Doering, M., & Glas, D., & Ishiguro, H., (2019). Modeling Interaction Structure for Robot Imitation Learning of Human Social Behavior.

From Control Systems Technology Group
Jump to navigation Jump to search

Robots show a potential in the roles of elder care, personal companions, hotel concierges, day-to-day interaction.
One of the difficulties of introducing robots to new domains is the creation of social interaction logic. An imitation learning based approach could address this.
It’s very difficult to correctly respond to context-dependent, ambiguous actions. The scenario used in the paper is a travel agency. The topic of conversation (travel packages) are abstract entities, not directly observable from the sensor data.
The second important problem is interpretability: When the decisions of a robot may have significant consequences, it is imperative to understand the reasoning behind those decisions.
In this study both problems are solved by modeling the structure of the interaction itself and learning human-readable robot-interaction rules.


The main focus of this study is to model the topic of conversation as it changes throughout a conversation.


The proposed method uses human-human interaction data to train a robot to perform socially appropriate behaviors in face-to-face interactions with a human.
The system is applicable to any domain in which the participants’ actions are highly repeatable.
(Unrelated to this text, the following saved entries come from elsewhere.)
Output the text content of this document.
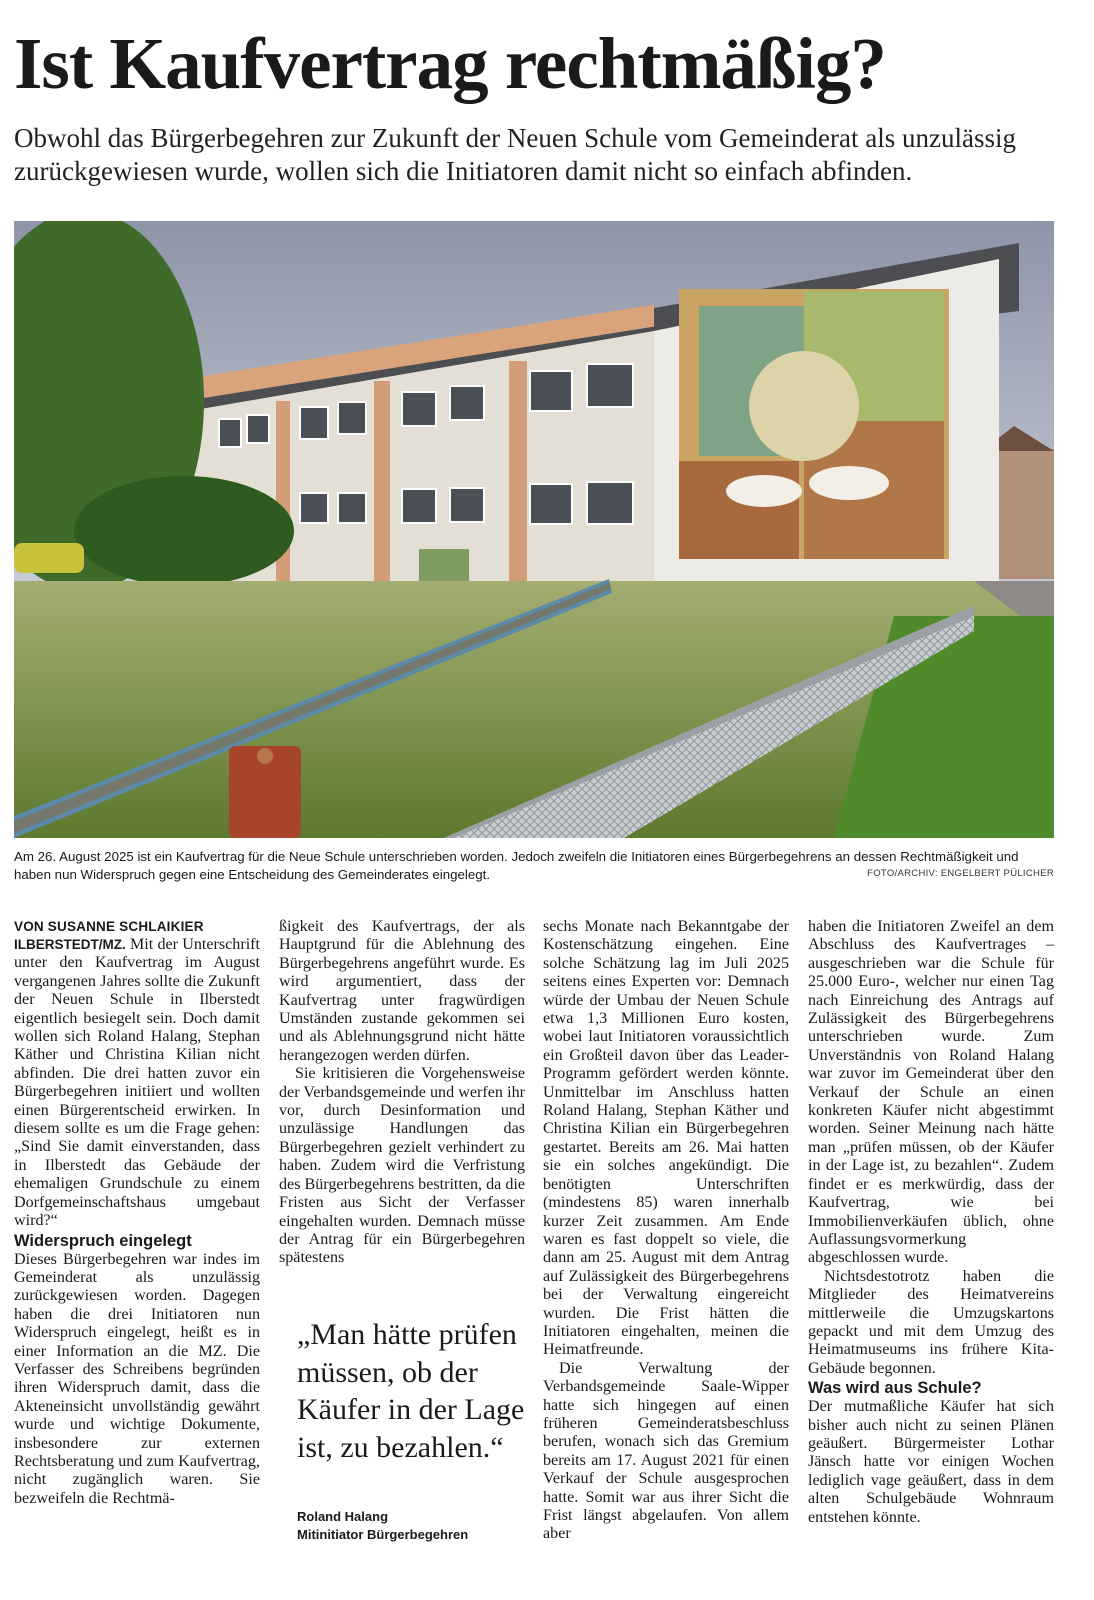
Ist Kaufvertrag rechtmäßig?

Obwohl das Bürgerbegehren zur Zukunft der Neuen Schule vom Gemeinderat als unzulässig zurückgewiesen wurde, wollen sich die Initiatoren damit nicht so einfach abfinden.

Am 26. August 2025 ist ein Kaufvertrag für die Neue Schule unterschrieben worden. Jedoch zweifeln die Initiatoren eines Bürgerbegehrens an dessen Rechtmäßigkeit und haben nun Widerspruch gegen eine Entscheidung des Gemeinderates eingelegt.	FOTO/ARCHIV: ENGELBERT PÜLICHER

VON SUSANNE SCHLAIKIER

ILBERSTEDT/MZ. Mit der Unterschrift unter den Kaufvertrag im August vergangenen Jahres sollte die Zukunft der Neuen Schule in Ilberstedt eigentlich besiegelt sein. Doch damit wollen sich Roland Halang, Stephan Käther und Christina Kilian nicht abfinden. Die drei hatten zuvor ein Bürgerbegehren initiiert und wollten einen Bürgerentscheid erwirken. In diesem sollte es um die Frage gehen: „Sind Sie damit einverstanden, dass in Ilberstedt das Gebäude der ehemaligen Grundschule zu einem Dorfgemeinschaftshaus umgebaut wird?“

Widerspruch eingelegt

Dieses Bürgerbegehren war indes im Gemeinderat als unzulässig zurückgewiesen worden. Dagegen haben die drei Initiatoren nun Widerspruch eingelegt, heißt es in einer Information an die MZ. Die Verfasser des Schreibens begründen ihren Widerspruch damit, dass die Akteneinsicht unvollständig gewährt wurde und wichtige Dokumente, insbesondere zur externen Rechtsberatung und zum Kaufvertrag, nicht zugänglich waren. Sie bezweifeln die Rechtmä-

ßigkeit des Kaufvertrags, der als Hauptgrund für die Ablehnung des Bürgerbegehrens angeführt wurde. Es wird argumentiert, dass der Kaufvertrag unter fragwürdigen Umständen zustande gekommen sei und als Ablehnungsgrund nicht hätte herangezogen werden dürfen.

Sie kritisieren die Vorgehensweise der Verbandsgemeinde und werfen ihr vor, durch Desinformation und unzulässige Handlungen das Bürgerbegehren gezielt verhindert zu haben. Zudem wird die Verfristung des Bürgerbegehrens bestritten, da die Fristen aus Sicht der Verfasser eingehalten wurden. Demnach müsse der Antrag für ein Bürgerbegehren spätestens

sechs Monate nach Bekanntgabe der Kostenschätzung eingehen. Eine solche Schätzung lag im Juli 2025 seitens eines Experten vor: Demnach würde der Umbau der Neuen Schule etwa 1,3 Millionen Euro kosten, wobei laut Initiatoren voraussichtlich ein Großteil davon über das Leader-Programm gefördert werden könnte. Unmittelbar im Anschluss hatten Roland Halang, Stephan Käther und Christina Kilian ein Bürgerbegehren gestartet. Bereits am 26. Mai hatten sie ein solches angekündigt. Die benötigten Unterschriften (mindestens 85) waren innerhalb kurzer Zeit zusammen. Am Ende waren es fast doppelt so viele, die dann am 25. August mit dem Antrag auf Zulässigkeit des Bürgerbegehrens bei der Verwaltung eingereicht wurden. Die Frist hätten die Initiatoren eingehalten, meinen die Heimatfreunde.

Die Verwaltung der Verbandsgemeinde Saale-Wipper hatte sich hingegen auf einen früheren Gemeinderatsbeschluss berufen, wonach sich das Gremium bereits am 17. August 2021 für einen Verkauf der Schule ausgesprochen hatte. Somit war aus ihrer Sicht die Frist längst abgelaufen. Von allem aber

haben die Initiatoren Zweifel an dem Abschluss des Kaufvertrages – ausgeschrieben war die Schule für 25.000 Euro-, welcher nur einen Tag nach Einreichung des Antrags auf Zulässigkeit des Bürgerbegehrens unterschrieben wurde. Zum Unverständnis von Roland Halang war zuvor im Gemeinderat über den Verkauf der Schule an einen konkreten Käufer nicht abgestimmt worden. Seiner Meinung nach hätte man „prüfen müssen, ob der Käufer in der Lage ist, zu bezahlen“. Zudem findet er es merkwürdig, dass der Kaufvertrag, wie bei Immobilienverkäufen üblich, ohne Auflassungsvormerkung abgeschlossen wurde.

Nichtsdestotrotz haben die Mitglieder des Heimatvereins mittlerweile die Umzugskartons gepackt und mit dem Umzug des Heimatmuseums ins frühere Kita-Gebäude begonnen.

Was wird aus Schule?

Der mutmaßliche Käufer hat sich bisher auch nicht zu seinen Plänen geäußert. Bürgermeister Lothar Jänsch hatte vor einigen Wochen lediglich vage geäußert, dass in dem alten Schulgebäude Wohnraum entstehen könnte.

„Man hätte prüfen müssen, ob der Käufer in der Lage ist, zu bezahlen.“
Roland Halang
Mitinitiator Bürgerbegehren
For demonstration a travel agent interaction scenario is used.
A customer enters a room, approaches a table with the travel agent and they proceed to converse about the available travel packages until the customer decides whether or not to purchase one.
Three packages were created to talk about: A trip to the Sahara Desert, to London and a boat cruise along the coast of Antarctica. Each package had six attributes: Destination, duration, price, what is included in the package, what there is to do on the trip and who else will be going on the trip.


For the data collection, six participants took turns playing the roles of travel agent and customer and Google Speech API was used to convert the recorded audio to text.
The speech was vectorized using word stems and keywords using Python NLTK’s WordNet-based lemmatizer and AlchemyAPI.
After which the speech was clustered.
This data is then used to train the robot.


The system was evaluated on 192 human-human trained interactions using hold-one-out cross-validation and a human evaluator categorized the system’s responses to each customer utterance as either correct or incorrect.
The system learned many correct interaction rules, but had some incorrect rules as well. Example: The system learned that the utterance “Okay, and how long is that trip?” only contains a single predicted travel agent action: “That is 10 days.” Which is only true for the Antarctica package. Many customer utterances are ambiguous with respect to which travel package is under discussion, so predicting the actions based on the customer’s action alone is insufficient (only 39% of the system’s responses to ambiguous customer actions were correct, compared to 66% of the responses to unambiguous customer actions).


Modeling interaction structure for robot imitation learning of human social behavior image 1.png

A topic state estimator was incorporated to model the topic of conversation (see Fig 3). Speech actions that are not associated with only a single topic are white. For each timestep t of an interaction the topic state st was determined. For each step the topic estimator determines whether the topic state st remains the same or changes based on the most recent action.


After training, the topic state estimator achieved a prediction accuracy of 70.3%.


The system performed better with the topic state included. Responses to ambiguous customer utterances were correct 62% (versus 39%) of the time.


A user study was concluded to evaluate the proposed system with a real robot interacting with real people.
The participants were instructed to start by walking up to the robot and greeting it, and ending with stating their choice of travel package or if they were still undecided. During the interaction the participant’s speech was collected in real time and fed into the system. Afterwards the participants were asked to fill in a questionnaire.
The system achieved a mean robot action prediction correctness rate of 65.2%. The proposed topic state estimator estimated the state correctly 69% of the time and in case of errors recovered on the next turn 18% of the time.